The intention in ministering the sacraments is the intention manifested externally. When any one seriously uses the due form and matter requisite for effecting or conferring a sacrament, he is considered by the very fact to do what the Church does. And it cannot be doubted that the reforming bishops, in ordination, seriously intended to do all that our Lord proposed, and the apostles authorized, as the Church has ever done. The intention of the English Church in the matter of ordination is clearly and fully set forth in the preface to the Edwardine Ordinal. In this preface it is stated that “it is evident to all men diligently reading the holy Scripture and ancient authors, that from the apostles’ time there have been these orders of ministers in Christ’s Church: bishops, priests, and deacons.” The preface goes on to say that it was the Intention of the framers of the Ordinal that these orders should be “continued, and reverently used and esteemed, in the Church of England.” It would be impossible to find words which more clearly express the deliberate intention of the English Church to continue the three orders of the Christian ministry as they had existed from the apostles’ times, and as they had been perpetuated all through the long period which intervened between the first century and the sixteenth.

iii

There remains a further objection which is to be met, which we give and answer in the words of Canon Carter, - “There are Roman Catholics, who, allowing our orders, yet demur to our possessing jurisdiction - that is to say, the power of exercising the spiritual gifts conveyed by holy orders, - the reason given being that, as they suppose, jurisdiction is conveyed only through the papal see. Jurisdiction is sometimes regarded as a gift or power superadded to the gift of orders. But it is really nothing more than the apportioning the limits within which this gift may be exercised. It is mapping out the different fields of labour in which a bishop or a priest is free to do his proper work, so long as he is true to Catholic faith and practice. To say that our bishops and priests have no jurisdiction, is simply to claim that the pope has the right and power to fix for English bishops and priests their spheres of labour. Bishops and priests have, in themselves, as a consequence of order, their full inherent powers. All that is needed is to say where they are free to exercise them… All bishops are the successors of the apostles, and, as a ‘co-equal power,’ to use St. Cyprian’s language, was given to all the apostles alike, so to all bishops alike are full powers given. Such powers were involved in our Lord’s commission, and cannot be separated from it; so necessarily they pass, whole and undivided, to their successors, the Catholic episcopate… It is surely ridiculous to say, that English bishops, who trace down from the first settlement of Christianity in England, still possessing the original sees, though under new arrangements, cannot give to English priests their place of work!”[15]

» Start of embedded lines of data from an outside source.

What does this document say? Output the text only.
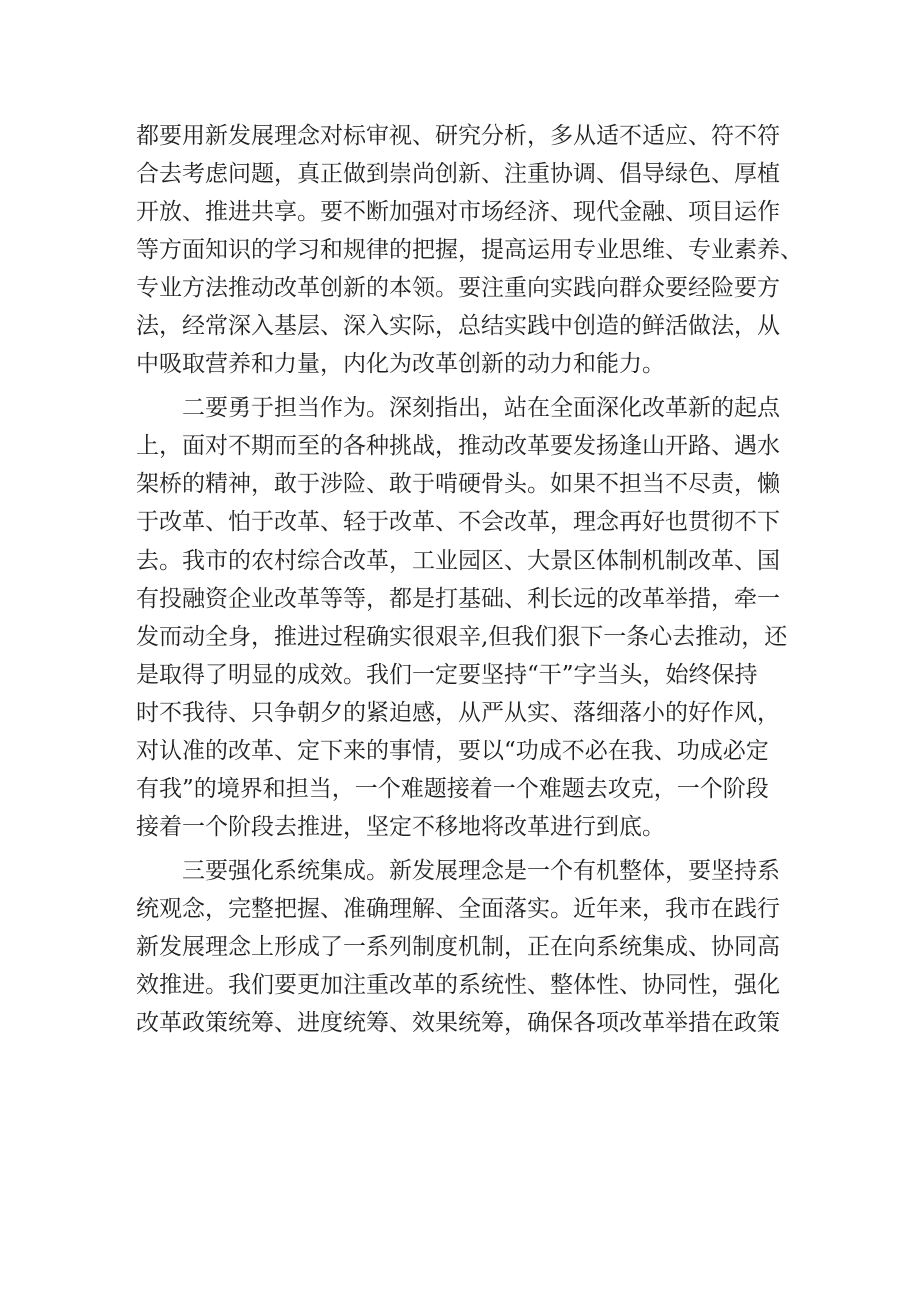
都要用新发展理念对标审视、研究分析，多从适不适应、符不符
合去考虑问题，真正做到崇尚创新、注重协调、倡导绿色、厚植
开放、推进共享。要不断加强对市场经济、现代金融、项目运作
等方面知识的学习和规律的把握，提高运用专业思维、专业素养、
专业方法推动改革创新的本领。要注重向实践向群众要经险要方
法，经常深入基层、深入实际，总结实践中创造的鲜活做法，从
中吸取营养和力量，内化为改革创新的动力和能力。
二要勇于担当作为。深刻指出，站在全面深化改革新的起点
上，面对不期而至的各种挑战，推动改革要发扬逢山开路、遇水
架桥的精神，敢于涉险、敢于啃硬骨头。如果不担当不尽责，懒
于改革、怕于改革、轻于改革、不会改革，理念再好也贯彻不下
去。我市的农村综合改革，工业园区、大景区体制机制改革、国
有投融资企业改革等等，都是打基础、利长远的改革举措，牵一
发而动全身，推进过程确实很艰辛,但我们狠下一条心去推动，还
是取得了明显的成效。我们一定要坚持“干”字当头，始终保持
时不我待、只争朝夕的紧迫感，从严从实、落细落小的好作风，
对认准的改革、定下来的事情，要以“功成不必在我、功成必定
有我”的境界和担当，一个难题接着一个难题去攻克，一个阶段
接着一个阶段去推进，坚定不移地将改革进行到底。
三要强化系统集成。新发展理念是一个有机整体，要坚持系
统观念，完整把握、准确理解、全面落实。近年来，我市在践行
新发展理念上形成了一系列制度机制，正在向系统集成、协同高
效推进。我们要更加注重改革的系统性、整体性、协同性，强化
改革政策统筹、进度统筹、效果统筹，确保各项改革举措在政策
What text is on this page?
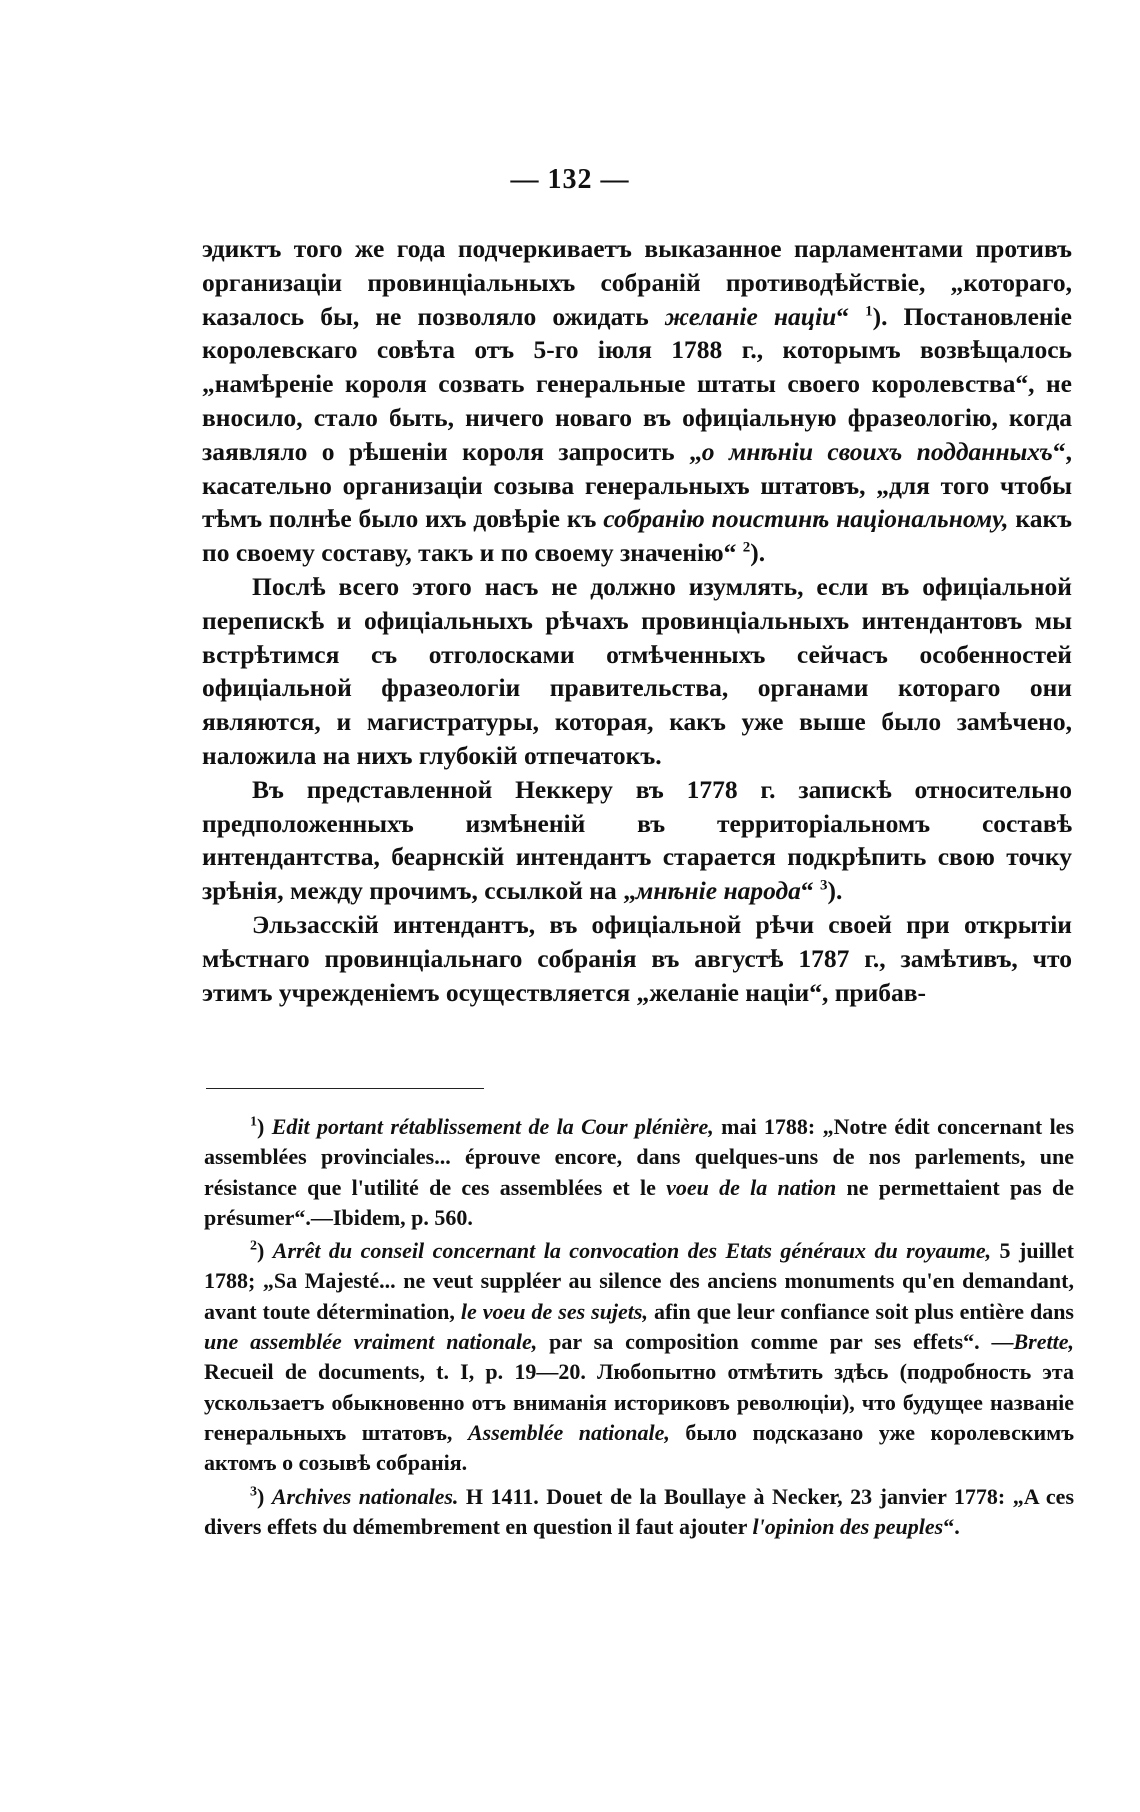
— 132 —

эдиктъ того же года подчеркиваетъ выказанное парламентами противъ организацiи провинцiальныхъ собранiй противодѣйствiе, „котораго, казалось бы, не позволяло ожидать желанiе нацiи“ $^1$). Постановленiе королевскаго совѣта отъ 5-го iюля 1788 г., которымъ возвѣщалось „намѣренiе короля созвать генеральные штаты своего королевства“, не вносило, стало быть, ничего новаго въ офицiальную фразеологiю, когда заявляло о рѣшенiи короля запросить „о мнѣнiи своихъ подданныхъ“, касательно организацiи созыва генеральныхъ штатовъ, „для того чтобы тѣмъ полнѣе было ихъ довѣрiе къ собранiю поистинѣ нацiональному, какъ по своему составу, такъ и по своему значенiю“ $^2$).

Послѣ всего этого насъ не должно изумлять, если въ офицiальной перепискѣ и офицiальныхъ рѣчахъ провинцiальныхъ интендантовъ мы встрѣтимся съ отголосками отмѣченныхъ сейчасъ особенностей офицiальной фразеологiи правительства, органами котораго они являются, и магистратуры, которая, какъ уже выше было замѣчено, наложила на нихъ глубокiй отпечатокъ.

Въ представленной Неккеру въ 1778 г. запискѣ относительно предположенныхъ измѣненiй въ территорiальномъ составѣ интендантства, беарнскiй интендантъ старается подкрѣпить свою точку зрѣнiя, между прочимъ, ссылкой на „мнѣнiе народа“ $^3$).

Эльзасскiй интендантъ, въ офицiальной рѣчи своей при открытiи мѣстнаго провинцiальнаго собранiя въ августѣ 1787 г., замѣтивъ, что этимъ учрежденiемъ осуществляется „желанiе нацiи“, прибав-

$^1$) Edit portant rétablissement de la Cour plénière, mai 1788: „Notre édit concernant les assemblées provinciales... éprouve encore, dans quelques-uns de nos parlements, une résistance que l'utilité de ces assemblées et le voeu de la nation ne permettaient pas de présumer“.—Ibidem, p. 560.

$^2$) Arrêt du conseil concernant la convocation des Etats généraux du royaume, 5 juillet 1788; „Sa Majesté... ne veut suppléer au silence des anciens monuments qu'en demandant, avant toute détermination, le voeu de ses sujets, afin que leur confiance soit plus entière dans une assemblée vraiment nationale, par sa composition comme par ses effets“. —Brette, Recueil de documents, t. I, p. 19—20. Любопытно отмѣтить здѣсь (подробность эта ускользаетъ обыкновенно отъ вниманiя историковъ революцiи), что будущее названiе генеральныхъ штатовъ, Assemblée nationale, было подсказано уже королевскимъ актомъ о созывѣ собранiя.

$^3$) Archives nationales. H 1411. Douet de la Boullaye à Necker, 23 janvier 1778: „A ces divers effets du démembrement en question il faut ajouter l'opinion des peuples“.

The idea that all jurisdiction proceeds from the pope was unheard of until the twelfth century.[16]

We will close this chapter by quoting the weighty words spoken by one of the greatest Catholic theologians and historians of the last century. At the Reunion Conference held at Bonn in 1874, Dr. Döllinger, speaking of Anglican Orders, said, - “The solution of the question depends solely on an examination of historical evidence, and I must give it as the result of my investigations, that I have no manner of doubt as to the validity of the episcopal succession in the English Church.”[17]